Re: multi-threaded compiling

[Greg Wooledge]

On Tue, Mar 12, 2024 at 02:15:38PM +0700, Robert Elz wrote:
>     Date:        Mon, 11 Mar 2024 17:25:57 -0400
>     From:        Chet Ramey <chet.ramey@case.edu>
>     Message-ID:  <322e10a6-3808-49be-aa9d-a1d367a90572@case.edu>
> 
>   | OK, here's the longer answer.

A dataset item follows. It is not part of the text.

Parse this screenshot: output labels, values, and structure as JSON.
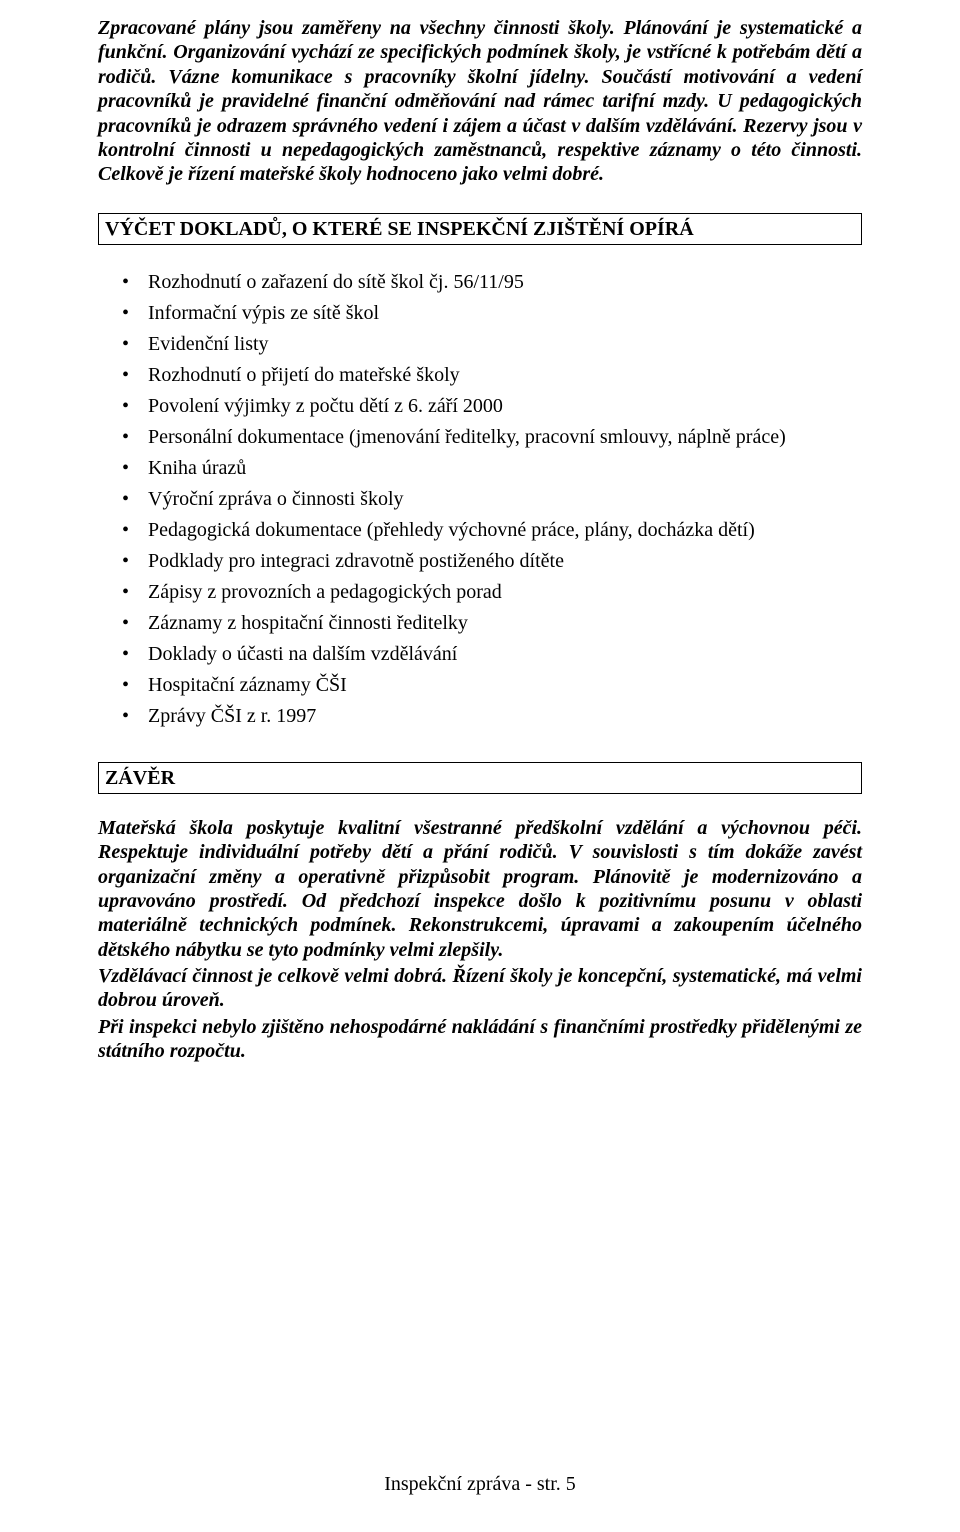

When the shell is interactive, and job
>   | control is enabled, the shell prints job completion notifications to
>   | stdout at command boundaries.
> 
> which is, IMO, yet another bogus bash misfeature.  That should
> happen, with the effect described, but only when PS1 is about
> to be printed - precisely so commands like the one described
> will work.   Sigh.
> 
> There aren't many complaints about this misfeature of bash,
> as almost no-one writes interactive command lines where it makes
> a difference.   That doesn't mean they should not be able to.

Yeah, it appears you're right.  In a script, this works as expected:

hobbit:~$ cat foo
#!/bin/bash
for i in {0..3}; do sleep 1 & done
for i in {0..3}; do
    wait -n -p pid; e=$?
    printf 'pid %s status %s\n' "$pid" "$e"
done
hobbit:~$ ./foo
pid 530359 status 0
pid 530360 status 0
pid 530361 status 0
pid 530362 status 0


But interactively, *even with bash -c and set +m*, it just fails:

hobbit:~$ bash -c 'set +m; for i in {0..3}; do sleep 1 & done; for i in {0..3}; 
do wait -n -p pid; e=$?; printf "pid %s status %s\n" "$pid" "$e"; done'
pid 530407 status 0
pid 530410 status 0
pid  status 127
pid  status 127

Looks like a race condition, where some of the children get reaped and
tossed away before "wait -n -p pid" has a chance to grab their status.

If I stick a "sleep 2" in between the two loops, then it's even worse:

hobbit:~$ bash -c 'set +m; for i in {0..3}; do sleep 1 & done; sleep 2; for i 
in {0..3}; do wait -n -p pid; e=$?; printf "pid %s status %s\n" "$pid" "$e"; 
done'pid  status 127
pid  status 127
pid  status 127
pid  status 127

ALL of the children are discarded before the second loop has a chance to
catch a single one of them.  This is clearly not working as expected.

Using "bash +i -c" doesn't change anything, either.  Or "bash +i +m -c".
Whatever magic it is that you get by putting the code in an actual
script, I can't figure out how to replicate it from a prompt.